Deep learning is a subset of machine learning based on multi-layered (a.k.a. “deep“) artificial neural networks. Their highly flexible architectures can learn directly from data (such as images, video or text) without the need of hand-coded rules and can increase their predictive accuracy when provided with more data.
Deep learning in Radiology
Deep learning has done remarkably well in image classification and processing tasks, mainly owing to convolutional neural networks (CNN), a subcategory of artificial neural network that makes the explicit assumption that the inputs are images.
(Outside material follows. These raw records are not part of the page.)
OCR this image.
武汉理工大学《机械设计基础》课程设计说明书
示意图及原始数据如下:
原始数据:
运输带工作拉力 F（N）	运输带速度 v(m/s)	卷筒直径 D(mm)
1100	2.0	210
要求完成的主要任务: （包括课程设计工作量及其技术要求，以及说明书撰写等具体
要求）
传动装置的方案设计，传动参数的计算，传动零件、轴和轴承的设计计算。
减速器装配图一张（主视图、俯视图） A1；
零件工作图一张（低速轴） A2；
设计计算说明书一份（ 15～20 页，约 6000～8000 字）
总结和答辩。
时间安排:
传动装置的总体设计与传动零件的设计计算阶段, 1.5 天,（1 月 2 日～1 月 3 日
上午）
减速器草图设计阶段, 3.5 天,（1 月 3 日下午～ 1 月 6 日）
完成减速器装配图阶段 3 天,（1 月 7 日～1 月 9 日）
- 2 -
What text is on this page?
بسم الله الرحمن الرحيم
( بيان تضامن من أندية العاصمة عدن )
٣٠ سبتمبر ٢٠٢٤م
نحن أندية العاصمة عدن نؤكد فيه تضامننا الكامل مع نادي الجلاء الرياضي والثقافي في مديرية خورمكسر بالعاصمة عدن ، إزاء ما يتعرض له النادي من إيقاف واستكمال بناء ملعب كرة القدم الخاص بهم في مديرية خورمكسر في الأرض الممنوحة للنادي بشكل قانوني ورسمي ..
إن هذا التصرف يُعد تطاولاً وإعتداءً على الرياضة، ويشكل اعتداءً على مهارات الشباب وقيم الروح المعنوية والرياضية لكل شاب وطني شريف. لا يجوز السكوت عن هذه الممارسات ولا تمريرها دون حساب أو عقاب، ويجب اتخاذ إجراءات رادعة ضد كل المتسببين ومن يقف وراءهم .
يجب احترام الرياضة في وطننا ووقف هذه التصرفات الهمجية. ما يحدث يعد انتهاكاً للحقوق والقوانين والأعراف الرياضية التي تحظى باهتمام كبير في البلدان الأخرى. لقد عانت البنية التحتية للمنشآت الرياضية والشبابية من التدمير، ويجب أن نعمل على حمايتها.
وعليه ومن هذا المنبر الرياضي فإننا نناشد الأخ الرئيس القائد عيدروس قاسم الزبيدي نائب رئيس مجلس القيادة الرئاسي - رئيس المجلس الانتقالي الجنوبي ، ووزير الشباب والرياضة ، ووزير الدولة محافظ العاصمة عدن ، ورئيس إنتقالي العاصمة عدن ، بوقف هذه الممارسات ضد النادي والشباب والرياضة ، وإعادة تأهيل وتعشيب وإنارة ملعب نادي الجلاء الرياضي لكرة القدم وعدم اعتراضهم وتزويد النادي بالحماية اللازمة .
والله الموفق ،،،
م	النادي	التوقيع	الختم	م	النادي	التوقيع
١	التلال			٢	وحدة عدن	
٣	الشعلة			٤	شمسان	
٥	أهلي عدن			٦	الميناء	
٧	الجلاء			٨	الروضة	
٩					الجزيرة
In the past few years, CNNs have been the basis for some of the most influential innovations in the field of computer vision 2,3. Radiology, being a heavily image-based specialty, has naturally become a prominent field of application for deep learning methods with very good results.
History and etymology
A major breakthrough in the field of deep learning was in 1998, when Lecun and colleagues applied successfully their novel convolutional neural network, LeNet, to handwritten digit classification 4. However, deep learning methods did not receive wide attention until 2012. That year, at the ImageNet challenge, Krizhevsky and Hinton5 developed a CNN named AlexNet that surpassed all the other competing classic machine learning techniques and won the competition. Today, deep learning and CNNs are considered to represent the state of the art in image analysis 2,3.